Sorumluluklarını örtbas etmeye çalışırken ise işçi ve emekçilerle adeta alay edercesine “kaza, fıtrat, kader” ya da “doğamız, çevremiz bu türden felaketlere elverişli” türünden safsataları dillerinden düşürmüyorlar. Yani bu felaketlerden sermaye iktidarı dışındaki herkes ve her şey sorumludur!
Hatırlanırsa 301 madencinin katledildiği Soma katliamının ardından sermeye iktidarının şefi Erdoğan, “Bunlar sürekli olan şeyler, bu işin fıtratında bu var” demişti. Son aylarda yaşanan orman yangınları ve seller için de benzer bir küstahlık örneği sergileyen Erdoğan, “Deprem, sel ve toprak kayması bulunduğu iklim ve coğrafi yapısı sebebiyle ülkemizin kaderidir.” dedi. Bu pişkinlik dinci gerici iktidarın, bütün bu yıkımlar karşısında nasıl konumlandığını da gözler önüne sermektir. Ne katledilen işçi ve emekçiler ne yok olan doğa sermaye iktidarının umurunda değildir!
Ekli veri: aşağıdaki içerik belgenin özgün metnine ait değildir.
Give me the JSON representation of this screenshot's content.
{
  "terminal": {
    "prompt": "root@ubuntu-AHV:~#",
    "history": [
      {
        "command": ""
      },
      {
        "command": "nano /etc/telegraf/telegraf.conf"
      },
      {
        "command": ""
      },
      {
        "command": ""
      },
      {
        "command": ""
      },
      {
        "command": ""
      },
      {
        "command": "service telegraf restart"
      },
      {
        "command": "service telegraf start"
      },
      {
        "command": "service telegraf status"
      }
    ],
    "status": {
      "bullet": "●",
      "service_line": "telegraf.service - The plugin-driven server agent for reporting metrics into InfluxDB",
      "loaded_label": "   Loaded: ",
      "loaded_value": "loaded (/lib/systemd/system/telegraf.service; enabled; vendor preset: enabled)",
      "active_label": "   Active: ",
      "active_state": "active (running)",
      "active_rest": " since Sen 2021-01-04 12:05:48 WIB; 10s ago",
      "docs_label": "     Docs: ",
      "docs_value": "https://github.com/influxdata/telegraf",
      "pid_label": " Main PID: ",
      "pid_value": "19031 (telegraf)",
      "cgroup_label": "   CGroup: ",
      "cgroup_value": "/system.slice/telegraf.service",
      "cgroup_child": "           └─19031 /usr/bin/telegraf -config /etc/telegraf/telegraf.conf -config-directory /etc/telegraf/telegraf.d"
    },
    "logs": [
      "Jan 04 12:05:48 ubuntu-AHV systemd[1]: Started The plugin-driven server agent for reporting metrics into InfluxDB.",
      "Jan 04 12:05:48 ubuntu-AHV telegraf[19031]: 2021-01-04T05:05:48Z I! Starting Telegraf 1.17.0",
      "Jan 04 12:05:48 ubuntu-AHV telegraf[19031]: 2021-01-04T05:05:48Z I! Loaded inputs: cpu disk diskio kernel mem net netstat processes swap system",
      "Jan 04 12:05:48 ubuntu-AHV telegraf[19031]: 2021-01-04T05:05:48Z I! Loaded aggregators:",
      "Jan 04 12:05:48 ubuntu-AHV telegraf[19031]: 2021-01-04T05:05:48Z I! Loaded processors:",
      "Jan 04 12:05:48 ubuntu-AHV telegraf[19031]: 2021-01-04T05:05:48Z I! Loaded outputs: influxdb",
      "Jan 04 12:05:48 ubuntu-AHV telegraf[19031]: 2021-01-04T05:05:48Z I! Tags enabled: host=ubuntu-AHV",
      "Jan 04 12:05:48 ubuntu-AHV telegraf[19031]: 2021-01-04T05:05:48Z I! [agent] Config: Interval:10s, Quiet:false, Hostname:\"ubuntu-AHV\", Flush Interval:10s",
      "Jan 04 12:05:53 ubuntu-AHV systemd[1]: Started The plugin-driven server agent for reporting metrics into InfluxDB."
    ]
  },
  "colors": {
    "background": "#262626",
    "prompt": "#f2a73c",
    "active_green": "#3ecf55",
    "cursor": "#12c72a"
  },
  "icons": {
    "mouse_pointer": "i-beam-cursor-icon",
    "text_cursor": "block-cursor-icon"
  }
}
Sermaye iktidarı yaşanan her yıkıma yeni rant ve talan politikalarını hayata geçirmenin fırsatı olarak görmektedir.
Yaşamlarımızı yalnızca rant ve kar kapısı olarak gören, doğamızı ve geleceğimizi yok etmeye çalışan sermaye düzeninin “kaza, kader, fıtrat” safsatalarına kanmayalım, çevresel yıkıma karşı mücadeleyi büyütelim, yaşam hakkımıza sahip çıkalım.